Ich habe lange überlegt, ob ich hier in meinem Blog quasi mir selbst ein Forum für eitle Nabelschau bieten will, aber zum einen ist Weihnachten und da darf ich mir auch was schenken. Und zum anderen: ich hab mich einfach sehr über den Eintrag einer guten Freundin gefreut, die sich dieser Tage den HeldInnen des Alltags in ihrem Leben widmet. Eine davon bin überraschenderweise ich.

Und weil ich das wirklich nett finde und mich auch geehrt fühle (denn tatsächlich bin ich nicht gerade der Mensch mit dem größtmöglichen Selbstvertrauen), hier der Link zum nachlesen. Auch für mich selbst, wenn ich mal wieder an mir zweifle.

Ihr Blog Stories and Memories ist übrigens schon einige Zeit in meiner Blogroll zu finden.

Best of böse 012

Wie jedes Jahr erfreut uns die Wochenzeitung Falter mit ihrer best-of-böse Liste. Best of Böse sind Prominente, die in Österreich in den vergangenen zwölf Monaten irgendwie genervt haben, um es mal salopp auszudrücken und natürlich auch solche, die der Nation gröberen Schaden zugefügt haben.
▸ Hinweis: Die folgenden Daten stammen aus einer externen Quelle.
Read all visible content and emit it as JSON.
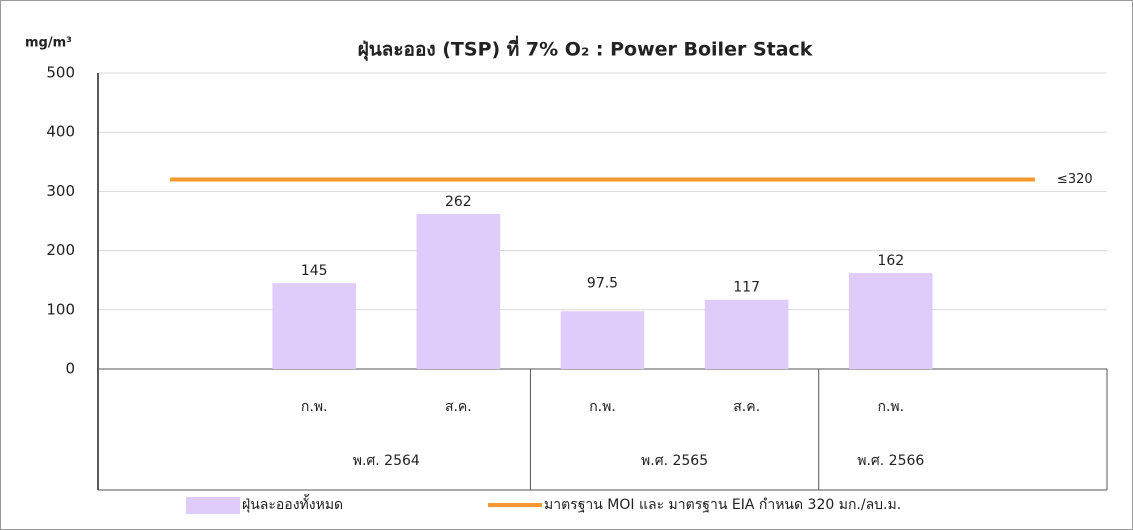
{
  "chart_data": {
    "type": "bar",
    "title": "ฝุ่นละออง (TSP) ที่ 7% O₂ : Power Boiler Stack",
    "y_label": "mg/m³",
    "categories": [
      null,
      "ก.พ.",
      "ส.ค.",
      "ก.พ.",
      "ส.ค.",
      "ก.พ.",
      null
    ],
    "groups": [
      {
        "label": "พ.ศ. 2564",
        "count": 3
      },
      {
        "label": "พ.ศ. 2565",
        "count": 2
      },
      {
        "label": "พ.ศ. 2566",
        "count": 2
      }
    ],
    "series": [
      {
        "name": "ฝุ่นละอองทั้งหมด",
        "type": "bar",
        "color": "#e0ccfb",
        "values": [
          null,
          145,
          262,
          97.5,
          117,
          162,
          null
        ]
      },
      {
        "name": "มาตรฐาน MOI และ มาตรฐาน EIA กำหนด 320 มก./ลบ.ม.",
        "type": "line",
        "color": "#f7982f",
        "values": [
          320,
          320,
          320,
          320,
          320,
          320,
          320
        ],
        "value_labels": [
          null,
          null,
          null,
          null,
          null,
          null,
          "≤320"
        ]
      }
    ],
    "ylim": [
      0,
      500
    ],
    "yticks": [
      0,
      100,
      200,
      300,
      400,
      500
    ],
    "grid": true
  }
}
Wie zu erwarten führt der Austro-kanadische Unternehmer Frank Stronch die Liste an, der mit seinem Vorhaben, eine neue Partei in Österreich zu gründen, in der zweiten Jahreshälfte praktisch permanent in den Medien aufgetaucht ist. Legendär sind seine TV Interviews, im Rahmen derer er eigentlich nichts gefragt werden, sondern ausschließlich Monologe halten möchte, was sein Gegenüber natürlich verhindern möchte und was dem TV-Ereignis an sich oft etwas Dadaistisches gibt. Seine Kandidaten (oft Abgeordnete anderer Parteien) für das Team Stronach kennt er nicht namentlich, die Redaktion meint aber, er wäre sehr begabt im “olympischen Fünfkauf”. Der Falter schreibt über ihn:  “Wissenschaftler sind für ihn Volltrotteln, Journalisten Rotzbuben, Politiker Regalware.” Auf Platz 2 folgt “Agent 0,07 Ernst Stasser”, auf Platz 3 Mensdorff- Pouilly. Beide übrigens Lobbyisten.
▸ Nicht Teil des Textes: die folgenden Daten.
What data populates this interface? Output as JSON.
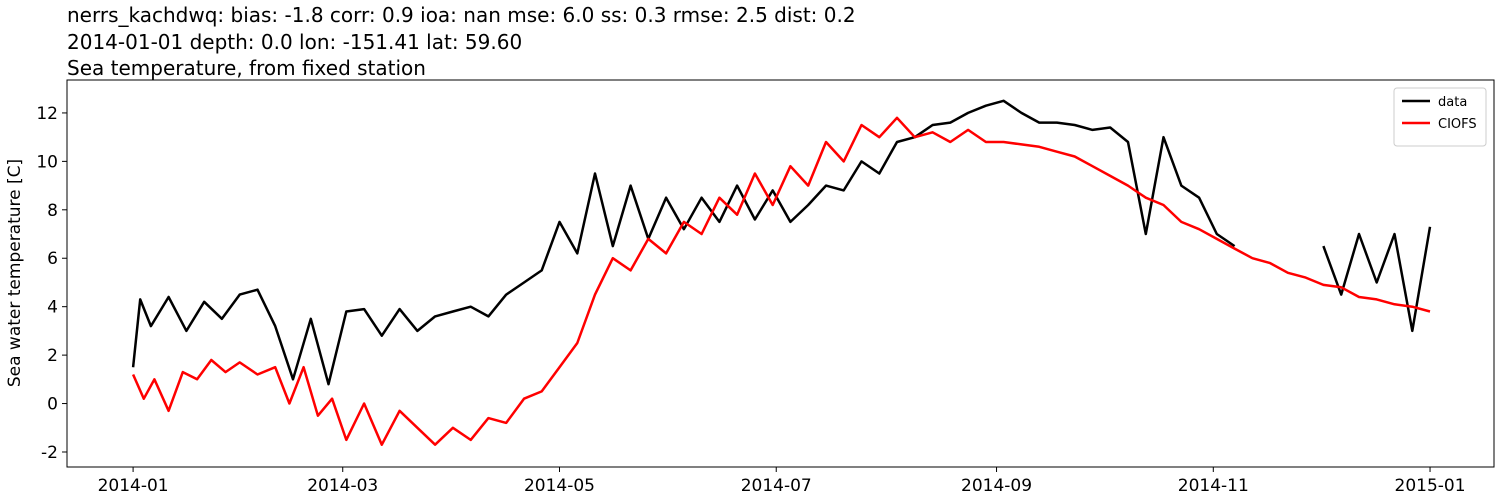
{
  "chart_data": {
    "type": "line",
    "title": "nerrs_kachdwq: bias: -1.8  corr: 0.9  ioa: nan  mse: 6.0  ss: 0.3  rmse: 2.5  dist: 0.2",
    "subtitle": "2014-01-01 depth: 0.0 lon: -151.41 lat: 59.60",
    "subtitle2": "Sea temperature, from fixed station",
    "ylabel": "Sea water temperature [C]",
    "xlim": [
      -18.6,
      383
    ],
    "xticks": [
      {
        "value": 0,
        "label": "2014-01"
      },
      {
        "value": 59,
        "label": "2014-03"
      },
      {
        "value": 120,
        "label": "2014-05"
      },
      {
        "value": 181,
        "label": "2014-07"
      },
      {
        "value": 243,
        "label": "2014-09"
      },
      {
        "value": 304,
        "label": "2014-11"
      },
      {
        "value": 365,
        "label": "2015-01"
      }
    ],
    "ylim": [
      -2.62,
      13.36
    ],
    "yticks": [
      -2,
      0,
      2,
      4,
      6,
      8,
      10,
      12
    ],
    "legend": "upper right",
    "series": [
      {
        "name": "data",
        "color": "#000000",
        "x": [
          0,
          2,
          5,
          10,
          15,
          20,
          25,
          30,
          35,
          40,
          45,
          50,
          55,
          60,
          65,
          70,
          75,
          80,
          85,
          90,
          95,
          100,
          105,
          110,
          115,
          120,
          125,
          130,
          135,
          140,
          145,
          150,
          155,
          160,
          165,
          170,
          175,
          180,
          185,
          190,
          195,
          200,
          205,
          210,
          215,
          220,
          225,
          230,
          235,
          240,
          245,
          250,
          255,
          260,
          265,
          270,
          275,
          280,
          285,
          290,
          295,
          300,
          305,
          310,
          312,
          335,
          340,
          345,
          350,
          355,
          360,
          365
        ],
        "values": [
          1.5,
          4.3,
          3.2,
          4.4,
          3.0,
          4.2,
          3.5,
          4.5,
          4.7,
          3.2,
          1.0,
          3.5,
          0.8,
          3.8,
          3.9,
          2.8,
          3.9,
          3.0,
          3.6,
          3.8,
          4.0,
          3.6,
          4.5,
          5.0,
          5.5,
          7.5,
          6.2,
          9.5,
          6.5,
          9.0,
          6.8,
          8.5,
          7.2,
          8.5,
          7.5,
          9.0,
          7.6,
          8.8,
          7.5,
          8.2,
          9.0,
          8.8,
          10.0,
          9.5,
          10.8,
          11.0,
          11.5,
          11.6,
          12.0,
          12.3,
          12.5,
          12.0,
          11.6,
          11.6,
          11.5,
          11.3,
          11.4,
          10.8,
          7.0,
          11.0,
          9.0,
          8.5,
          7.0,
          6.5,
          null,
          6.5,
          4.5,
          7.0,
          5.0,
          7.0,
          3.0,
          7.3
        ]
      },
      {
        "name": "CIOFS",
        "color": "#ff0000",
        "x": [
          0,
          3,
          6,
          10,
          14,
          18,
          22,
          26,
          30,
          35,
          40,
          44,
          48,
          52,
          56,
          60,
          65,
          70,
          75,
          80,
          85,
          90,
          95,
          100,
          105,
          110,
          115,
          120,
          125,
          130,
          135,
          140,
          145,
          150,
          155,
          160,
          165,
          170,
          175,
          180,
          185,
          190,
          195,
          200,
          205,
          210,
          215,
          220,
          225,
          230,
          235,
          240,
          245,
          250,
          255,
          260,
          265,
          270,
          275,
          280,
          285,
          290,
          295,
          300,
          305,
          310,
          315,
          320,
          325,
          330,
          335,
          340,
          345,
          350,
          355,
          360,
          365
        ],
        "values": [
          1.2,
          0.2,
          1.0,
          -0.3,
          1.3,
          1.0,
          1.8,
          1.3,
          1.7,
          1.2,
          1.5,
          0.0,
          1.5,
          -0.5,
          0.2,
          -1.5,
          0.0,
          -1.7,
          -0.3,
          -1.0,
          -1.7,
          -1.0,
          -1.5,
          -0.6,
          -0.8,
          0.2,
          0.5,
          1.5,
          2.5,
          4.5,
          6.0,
          5.5,
          6.8,
          6.2,
          7.5,
          7.0,
          8.5,
          7.8,
          9.5,
          8.2,
          9.8,
          9.0,
          10.8,
          10.0,
          11.5,
          11.0,
          11.8,
          11.0,
          11.2,
          10.8,
          11.3,
          10.8,
          10.8,
          10.7,
          10.6,
          10.4,
          10.2,
          9.8,
          9.4,
          9.0,
          8.5,
          8.2,
          7.5,
          7.2,
          6.8,
          6.4,
          6.0,
          5.8,
          5.4,
          5.2,
          4.9,
          4.8,
          4.4,
          4.3,
          4.1,
          4.0,
          3.8
        ]
      }
    ]
  }
}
Relativ weit vorne tummelt sich auch Stratos-Springer Felix Baumgartner (4. Platz), sowie Sido (8. Platz). Interessant wie der Falter Vizekanzler Spindelegger als “Schlaftablette aus der Hinterbrühl” charakterisiert, der Freund und Feind mit “inhaltslosen Geschwurbel sediert”. Österreich-Chefredakteur Wolfgang Fellner wird treffend als “Mundwinkelexzentriker” bezeichnet. Zu Neu-Operndirektor Wolfgang Meyer meint die Redaktion, dass er angenehmere Umgangsformen als sein Vorgänger hätte, inhaltlich aber wie ein Museumsdirektor aufträte “Zeitgenössische Musik ist in der Staatsoper nur dann zu hören, wenn im Parkett ein Handy klingelt”. Das Problem der Song-Contest Starter Trackshittaz (“Woki mit dem Popo”) wiederum sieht der Falter darin begründet, dass ihre Zielgruppe – Kinder in der analen Phase – nicht mitvoten konnten.
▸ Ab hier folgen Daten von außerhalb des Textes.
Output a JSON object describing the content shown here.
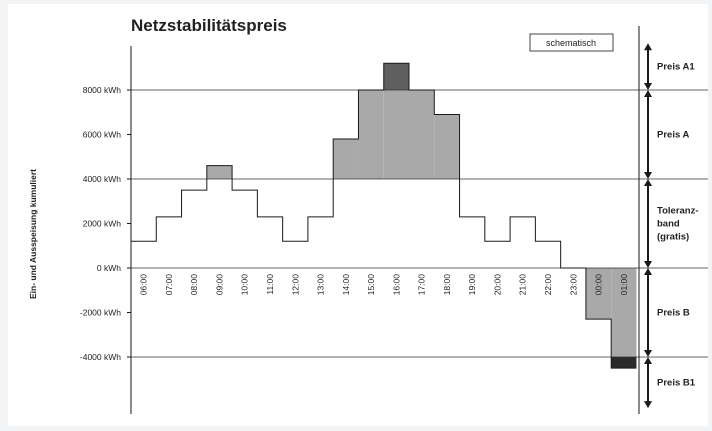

Ein Highlight ist auch der 100. und letzte Platz: Stefan Petzner. Der Falter: “Der Mode-Rebell und Ex-Lebensmensch von Jörg Haider hat mehrere Institute durch Dauerabusus nachhaltig beschädigt: das Solarium. Die Bräunungscreme. Das SMS. Den Tweet. Den parlamentarischen Untersuchungsausschuss. Das ZIB2-Interview.”

Wie jedes Jahr eine echte Pflichtlektüre.